在玩弄这个(本地)之后,我意识到默认情况下默认站点指向您的根/var/www目录,因此如果有人直接访问您服务器的 IP,他们是否会看到 中的所有虚拟主机和其他目录/var/www,除非默认的 vhost 配置已更改为指向不同的目录,或从sites-enabled?
我只是想知道如果服务器用于基于名称的虚拟化,默认站点通常会做什么?
对不起,如果我有一些不正确的,因为我对运行自己的网络服务器很陌生。
我用了:
usermod -L myUser
禁用此帐户的密码。
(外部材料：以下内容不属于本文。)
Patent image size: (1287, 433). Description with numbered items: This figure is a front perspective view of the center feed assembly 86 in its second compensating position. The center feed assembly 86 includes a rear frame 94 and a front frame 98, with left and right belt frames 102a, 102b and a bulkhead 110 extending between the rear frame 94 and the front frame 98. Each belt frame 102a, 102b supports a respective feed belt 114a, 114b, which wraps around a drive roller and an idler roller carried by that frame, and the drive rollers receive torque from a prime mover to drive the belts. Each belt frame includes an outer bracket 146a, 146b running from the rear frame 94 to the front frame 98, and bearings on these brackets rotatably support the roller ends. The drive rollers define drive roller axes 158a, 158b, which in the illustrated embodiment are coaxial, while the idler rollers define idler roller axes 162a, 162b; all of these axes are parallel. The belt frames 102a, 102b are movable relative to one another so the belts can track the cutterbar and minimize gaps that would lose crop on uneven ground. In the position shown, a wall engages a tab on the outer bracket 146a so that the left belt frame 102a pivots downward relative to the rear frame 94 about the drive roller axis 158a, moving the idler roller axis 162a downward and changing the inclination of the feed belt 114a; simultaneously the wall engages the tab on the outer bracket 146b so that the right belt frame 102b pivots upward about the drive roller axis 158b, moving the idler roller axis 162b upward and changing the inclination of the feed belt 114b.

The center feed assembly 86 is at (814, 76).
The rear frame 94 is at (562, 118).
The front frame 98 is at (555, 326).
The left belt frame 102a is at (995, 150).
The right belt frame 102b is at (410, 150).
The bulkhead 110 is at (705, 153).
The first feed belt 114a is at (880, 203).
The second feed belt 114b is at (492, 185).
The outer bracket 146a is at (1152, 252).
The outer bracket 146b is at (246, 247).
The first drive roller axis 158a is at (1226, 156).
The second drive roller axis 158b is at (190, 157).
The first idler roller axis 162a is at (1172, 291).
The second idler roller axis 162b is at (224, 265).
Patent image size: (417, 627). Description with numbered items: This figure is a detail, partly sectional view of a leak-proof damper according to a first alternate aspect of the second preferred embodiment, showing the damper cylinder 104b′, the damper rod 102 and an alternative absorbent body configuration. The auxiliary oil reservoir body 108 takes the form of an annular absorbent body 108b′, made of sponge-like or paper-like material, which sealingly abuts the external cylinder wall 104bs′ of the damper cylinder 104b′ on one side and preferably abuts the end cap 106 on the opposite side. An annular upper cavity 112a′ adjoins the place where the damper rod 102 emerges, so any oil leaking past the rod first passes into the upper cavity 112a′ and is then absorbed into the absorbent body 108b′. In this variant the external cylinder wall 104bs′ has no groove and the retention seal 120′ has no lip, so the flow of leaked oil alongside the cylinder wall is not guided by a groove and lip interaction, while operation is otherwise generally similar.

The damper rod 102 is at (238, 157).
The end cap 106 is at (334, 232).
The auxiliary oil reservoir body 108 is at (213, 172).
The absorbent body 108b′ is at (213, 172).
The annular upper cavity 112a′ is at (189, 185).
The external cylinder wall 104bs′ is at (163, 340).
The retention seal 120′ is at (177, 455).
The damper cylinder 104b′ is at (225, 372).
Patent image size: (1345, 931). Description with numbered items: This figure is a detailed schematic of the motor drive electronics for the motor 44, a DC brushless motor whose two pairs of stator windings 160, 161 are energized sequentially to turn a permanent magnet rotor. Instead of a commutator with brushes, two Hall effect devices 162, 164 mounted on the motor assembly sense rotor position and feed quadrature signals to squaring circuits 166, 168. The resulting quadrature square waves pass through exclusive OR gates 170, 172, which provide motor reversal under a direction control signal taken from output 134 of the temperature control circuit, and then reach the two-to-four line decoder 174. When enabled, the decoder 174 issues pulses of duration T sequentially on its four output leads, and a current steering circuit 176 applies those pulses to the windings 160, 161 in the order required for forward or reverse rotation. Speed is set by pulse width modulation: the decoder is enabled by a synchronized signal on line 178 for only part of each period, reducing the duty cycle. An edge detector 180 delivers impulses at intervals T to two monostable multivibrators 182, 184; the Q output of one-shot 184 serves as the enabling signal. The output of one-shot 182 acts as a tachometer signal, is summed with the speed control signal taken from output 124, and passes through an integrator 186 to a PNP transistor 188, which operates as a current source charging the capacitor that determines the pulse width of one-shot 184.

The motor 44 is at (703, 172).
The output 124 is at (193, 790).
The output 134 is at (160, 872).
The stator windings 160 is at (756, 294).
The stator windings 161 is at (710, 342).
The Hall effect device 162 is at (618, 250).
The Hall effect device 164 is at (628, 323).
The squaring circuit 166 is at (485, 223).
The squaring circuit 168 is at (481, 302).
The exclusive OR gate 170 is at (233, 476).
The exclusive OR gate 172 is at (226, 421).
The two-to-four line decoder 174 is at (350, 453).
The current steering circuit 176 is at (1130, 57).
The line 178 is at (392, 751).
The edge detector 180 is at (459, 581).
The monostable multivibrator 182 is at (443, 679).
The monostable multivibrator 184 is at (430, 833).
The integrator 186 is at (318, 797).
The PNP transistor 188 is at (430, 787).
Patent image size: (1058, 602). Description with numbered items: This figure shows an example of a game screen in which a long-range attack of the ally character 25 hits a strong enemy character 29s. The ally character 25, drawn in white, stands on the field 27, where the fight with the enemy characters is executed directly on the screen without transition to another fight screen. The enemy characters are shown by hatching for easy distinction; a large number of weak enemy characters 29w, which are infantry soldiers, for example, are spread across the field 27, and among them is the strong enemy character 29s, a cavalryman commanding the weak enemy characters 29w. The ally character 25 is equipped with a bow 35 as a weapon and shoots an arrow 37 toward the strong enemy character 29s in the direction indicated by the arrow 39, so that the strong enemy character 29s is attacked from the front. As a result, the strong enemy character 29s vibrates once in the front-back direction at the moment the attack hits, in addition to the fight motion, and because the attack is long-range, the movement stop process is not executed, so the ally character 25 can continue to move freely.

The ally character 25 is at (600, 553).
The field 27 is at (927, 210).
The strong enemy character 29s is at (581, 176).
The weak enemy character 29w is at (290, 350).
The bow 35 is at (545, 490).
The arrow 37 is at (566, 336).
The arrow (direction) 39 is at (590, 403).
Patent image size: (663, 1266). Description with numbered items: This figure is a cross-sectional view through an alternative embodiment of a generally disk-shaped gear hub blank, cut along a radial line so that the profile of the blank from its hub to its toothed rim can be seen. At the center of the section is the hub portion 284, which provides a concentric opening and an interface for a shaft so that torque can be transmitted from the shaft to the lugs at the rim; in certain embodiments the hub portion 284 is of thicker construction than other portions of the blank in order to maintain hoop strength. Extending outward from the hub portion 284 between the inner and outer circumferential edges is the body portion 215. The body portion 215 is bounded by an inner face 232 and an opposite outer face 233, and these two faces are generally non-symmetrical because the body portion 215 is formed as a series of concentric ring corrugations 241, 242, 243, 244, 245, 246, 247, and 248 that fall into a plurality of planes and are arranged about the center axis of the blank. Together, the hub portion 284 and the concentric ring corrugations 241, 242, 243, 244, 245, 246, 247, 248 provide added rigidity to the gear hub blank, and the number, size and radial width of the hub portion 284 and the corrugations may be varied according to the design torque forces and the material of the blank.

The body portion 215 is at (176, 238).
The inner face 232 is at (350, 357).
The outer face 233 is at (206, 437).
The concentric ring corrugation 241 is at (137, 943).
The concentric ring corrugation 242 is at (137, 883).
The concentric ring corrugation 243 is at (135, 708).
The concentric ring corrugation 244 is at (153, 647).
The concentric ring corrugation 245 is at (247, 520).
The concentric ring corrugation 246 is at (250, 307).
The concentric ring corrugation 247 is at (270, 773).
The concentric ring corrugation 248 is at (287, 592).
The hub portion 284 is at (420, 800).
假设我不知道密码,我如何检查它是否已被禁用。
根据它放置的手册页!在加密密码的前面,但我也不知道如何检查。
我们正在运行 Jenkins CI。通常我们愿意提供
我们使用Unix 用户/组数据库和基于项目的矩阵授权策略。第 (1) 和 (2) 点效果很好,但我们无法实现 (3)。
我们已经尝试过:
tl;博士
我们想要完全开放(读取)Jenkins CI,其中一些项目完全隐藏/阻止匿名。